Sterling dropped further on Tuesday, slipping beneath $1.23 to its lowest level since the days just after the European Referendum result in June.

The Pound fell over 10 percent on Friday in a ‘flash crash’ on fears that the British government may be gunning for a ‘Hard Brexit’. It continued to slide yesterday and, after a steadying slightly, fell further 0.8 percent further on Tuesday pushing the Bank of England’s trade-weighted index to a nearly-eight-year low of 74.0.

However, Tom Elliott, International Investment Strategist at deVere Group, warned of the repercussions of knee-jerk reactions by investors. He said: “recent economic data from the UK has been stronger than had been expected in the wake of the 23 June referendum.

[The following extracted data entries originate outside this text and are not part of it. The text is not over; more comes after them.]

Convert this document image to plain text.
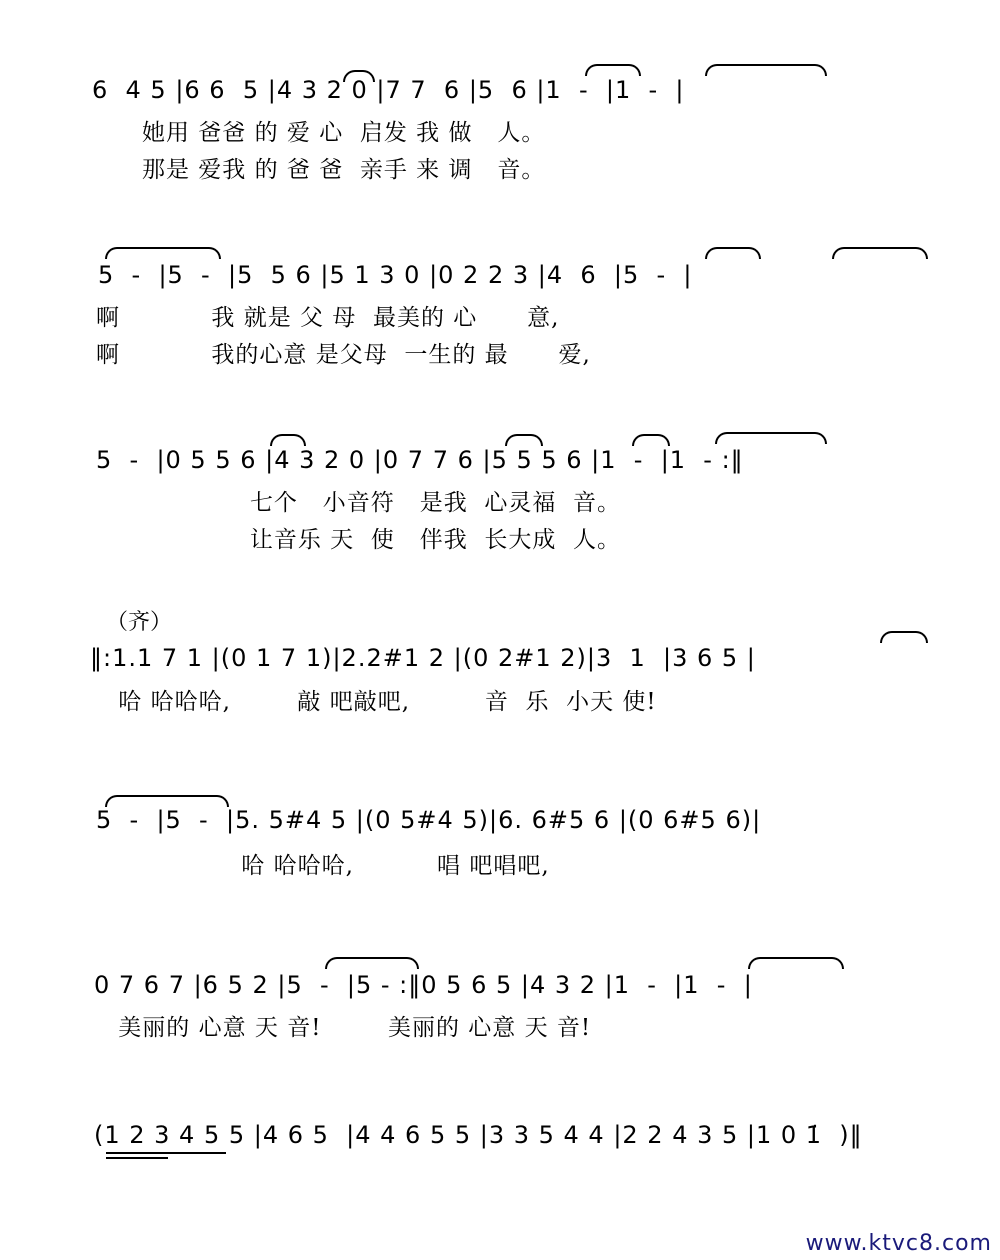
6  4 5 |6 6  5 |4 3 2 0 |7 7  6 |5  6 |1  -  |1  -  |
她用 爸爸 的 爱 心  启发 我 做   人。
那是 爱我 的 爸 爸  亲手 来 调   音。
5  -  |5  -  |5  5 6 |5 1 3 0 |0 2 2 3 |4  6  |5  -  |
啊           我 就是 父 母  最美的 心      意,
啊           我的心意 是父母  一生的 最      爱,
5  -  |0 5 5 6 |4 3 2 0 |0 7 7 6 |5 5 5 6 |1  -  |1  - :‖
七个   小音符   是我  心灵福  音。
让音乐 天  使   伴我  长大成  人。
（齐）
‖:1.1 7 1 |(0 1 7 1)|2.2#1 2 |(0 2#1 2)|3  1  |3 6 5 |
哈 哈哈哈,        敲 吧敲吧,         音  乐  小天 使!
5  -  |5  -  |5. 5#4 5 |(0 5#4 5)|6. 6#5 6 |(0 6#5 6)|
哈 哈哈哈,          唱 吧唱吧,
0 7 6 7 |6 5 2 |5  -  |5 - :‖0 5 6 5 |4 3 2 |1  -  |1  -  |
美丽的 心意 天 音!        美丽的 心意 天 音!
(1 2 3 4 5 5 |4 6 5  |4 4 6 5 5 |3 3 5 4 4 |2 2 4 3 5 |1 0 1̇  )‖
www.ktvc8.com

Doom and gloom forecasters may continue to be proved wrong as a hard Brexit is negotiated.”

Elliott put the Pound’s downward spiral down to Theresa May’s ‘Hard Brexit’ strategy, in which single market membership may be sacrifice for immigration control, the UK’s oversize current account deficit and the possibility of lower interest rates.

FTSE hits record intra-day high

The FTSE has benefitted heavily from sterling’s drop rising 0.5 percent on Tuesday to a record intraday high of 7,129.83 points.

The FTSE 100 is currently trading up 0.04 percent at 7,100.24 (1332GMT).